At the federal and state levels, the executive branches of government show signs of willingness to take steps to clip the wings of patent assertion entities (a/k/a patent trolls). With signs of legislative action at the federal and state levels as well, we may be witnessing a turning of the legal tide.

White House Proposes Reforms. In February, President Obama expressed concern about the activities of patent assertion entities, commenting that “patent reform only went halfway to the point where we need it to go.” Today, the White House Task Force on High–tech Patent Issues issued a report (reproduced below) recommending seven legislative reforms and proposing five administrative actions to take reform the distance in combating the business threat posed by patent trolls, which, in the President’s words, “‘don’t actually produce anything themselves,” but instead develop a business model ‘to essentially leverage and hijack somebody else’s idea and see if they can extort some money out of them.’”
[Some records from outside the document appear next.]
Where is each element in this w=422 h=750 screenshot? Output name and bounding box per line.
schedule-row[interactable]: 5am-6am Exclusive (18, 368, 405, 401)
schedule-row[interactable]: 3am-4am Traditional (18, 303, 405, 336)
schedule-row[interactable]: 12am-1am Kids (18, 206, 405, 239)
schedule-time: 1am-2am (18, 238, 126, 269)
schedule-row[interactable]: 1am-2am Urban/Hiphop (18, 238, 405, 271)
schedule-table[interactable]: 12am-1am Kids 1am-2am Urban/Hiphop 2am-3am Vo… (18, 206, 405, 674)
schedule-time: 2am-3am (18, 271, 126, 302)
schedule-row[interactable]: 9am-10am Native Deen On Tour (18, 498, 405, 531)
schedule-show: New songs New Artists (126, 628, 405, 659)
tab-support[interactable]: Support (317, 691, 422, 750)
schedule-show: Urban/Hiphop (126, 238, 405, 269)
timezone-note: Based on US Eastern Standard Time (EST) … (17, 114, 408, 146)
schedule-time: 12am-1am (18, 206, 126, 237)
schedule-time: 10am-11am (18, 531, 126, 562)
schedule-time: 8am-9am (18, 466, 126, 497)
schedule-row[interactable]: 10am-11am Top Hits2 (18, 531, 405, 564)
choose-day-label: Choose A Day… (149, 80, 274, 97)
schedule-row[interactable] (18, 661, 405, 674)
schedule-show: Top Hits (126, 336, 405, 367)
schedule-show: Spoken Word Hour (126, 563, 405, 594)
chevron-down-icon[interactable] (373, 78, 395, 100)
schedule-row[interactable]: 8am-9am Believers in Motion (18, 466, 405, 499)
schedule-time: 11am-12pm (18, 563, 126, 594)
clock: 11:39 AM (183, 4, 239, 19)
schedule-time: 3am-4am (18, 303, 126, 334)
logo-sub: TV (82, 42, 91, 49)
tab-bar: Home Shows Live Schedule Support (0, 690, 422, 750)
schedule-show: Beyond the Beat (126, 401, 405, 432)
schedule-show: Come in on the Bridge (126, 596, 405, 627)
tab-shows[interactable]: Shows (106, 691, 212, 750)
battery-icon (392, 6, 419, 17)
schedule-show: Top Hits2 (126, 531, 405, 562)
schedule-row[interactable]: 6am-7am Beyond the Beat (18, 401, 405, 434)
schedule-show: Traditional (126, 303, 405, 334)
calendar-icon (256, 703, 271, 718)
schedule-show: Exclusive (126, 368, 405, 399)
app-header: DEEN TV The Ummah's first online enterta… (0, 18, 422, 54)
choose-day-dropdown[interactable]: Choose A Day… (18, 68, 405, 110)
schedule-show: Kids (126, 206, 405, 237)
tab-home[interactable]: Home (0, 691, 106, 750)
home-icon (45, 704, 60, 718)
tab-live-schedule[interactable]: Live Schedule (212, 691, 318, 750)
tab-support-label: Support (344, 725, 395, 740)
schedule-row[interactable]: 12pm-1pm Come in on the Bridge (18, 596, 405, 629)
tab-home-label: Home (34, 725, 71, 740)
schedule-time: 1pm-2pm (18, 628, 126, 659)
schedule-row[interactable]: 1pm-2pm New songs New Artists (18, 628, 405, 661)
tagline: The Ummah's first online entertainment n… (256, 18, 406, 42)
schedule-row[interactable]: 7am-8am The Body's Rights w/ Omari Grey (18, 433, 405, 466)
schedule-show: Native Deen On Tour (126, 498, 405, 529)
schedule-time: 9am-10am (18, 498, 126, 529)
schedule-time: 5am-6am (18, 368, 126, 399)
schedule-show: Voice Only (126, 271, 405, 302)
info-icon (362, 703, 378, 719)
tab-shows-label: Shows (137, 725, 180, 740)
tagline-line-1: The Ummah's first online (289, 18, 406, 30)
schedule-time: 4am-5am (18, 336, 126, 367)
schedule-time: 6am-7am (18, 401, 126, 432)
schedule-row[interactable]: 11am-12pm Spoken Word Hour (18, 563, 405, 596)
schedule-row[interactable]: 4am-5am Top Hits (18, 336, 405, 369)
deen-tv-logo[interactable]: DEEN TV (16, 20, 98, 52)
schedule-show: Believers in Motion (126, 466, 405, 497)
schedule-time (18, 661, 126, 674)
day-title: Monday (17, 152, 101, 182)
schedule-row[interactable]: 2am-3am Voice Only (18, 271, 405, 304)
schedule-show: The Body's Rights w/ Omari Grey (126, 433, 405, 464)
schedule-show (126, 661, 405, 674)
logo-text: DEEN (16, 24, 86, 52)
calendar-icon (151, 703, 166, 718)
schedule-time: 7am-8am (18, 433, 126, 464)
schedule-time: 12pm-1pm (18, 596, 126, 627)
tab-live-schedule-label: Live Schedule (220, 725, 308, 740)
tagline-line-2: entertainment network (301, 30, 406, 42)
The Fact Sheet recommends that Congress enact legislation to do the following:

  1. Require patentees and applicants to disclose the “Real–Party–in–Interest”;
  2. Permit more discretion in awarding fees to prevailing parties in patent cases;
  3. Expand the PTO’s transitional program allowing challenges to certain business method patents;
  4. Protect off–the–shelf use by consumers and businesses—a proposal of particular interest to e–commerce firms accused of infringing patents asserted against third–party software they use on their websites;
  5. Change the International Trade Commission standard for obtaining an injunction to bring it in line with Supreme Court case law;
  6. Use demand letter transparency to curb abusive lawsuits; and
  7. Ensure the International Trade Commission has adequate flexibility in hiring administrative law judges.

The Administration also announced a number of executive actions:

  1. Making “Real–Party–in–Interest” the new default—a PTO rule–making process that will require patent applicants and owners to update ownership records;
  2. Tightening functional claiming—a new targeted training program for patent examiners;
  3. Empowering downstream users—new education and outreach tools for consumers targeted by patent trolls;
  4. Expanding dedicated outreach and study—high–profile public engagement over six months with stakeholders in the patent system; and
  5. Strengthen enforcement process of exclusion orders—an inter–agency review of the scope and implementation of International Trade Commission exclusion orders.

Vermont Files Suit. In the meantime, The New Yorker reports on a lawsuit recently filed by Vermont Attorney General Bill Sorrell accusing MPHJ Technology Investments and its affiliates of violating state consumer protection laws by sending threatening letters to Vermont businesses accusing them of patent infringement. The complaint alleges that MPHJ and its affiliates made misleading statements in those letters in order to induce recipients to settle, thus engaging in unfair and deceptive trade practices.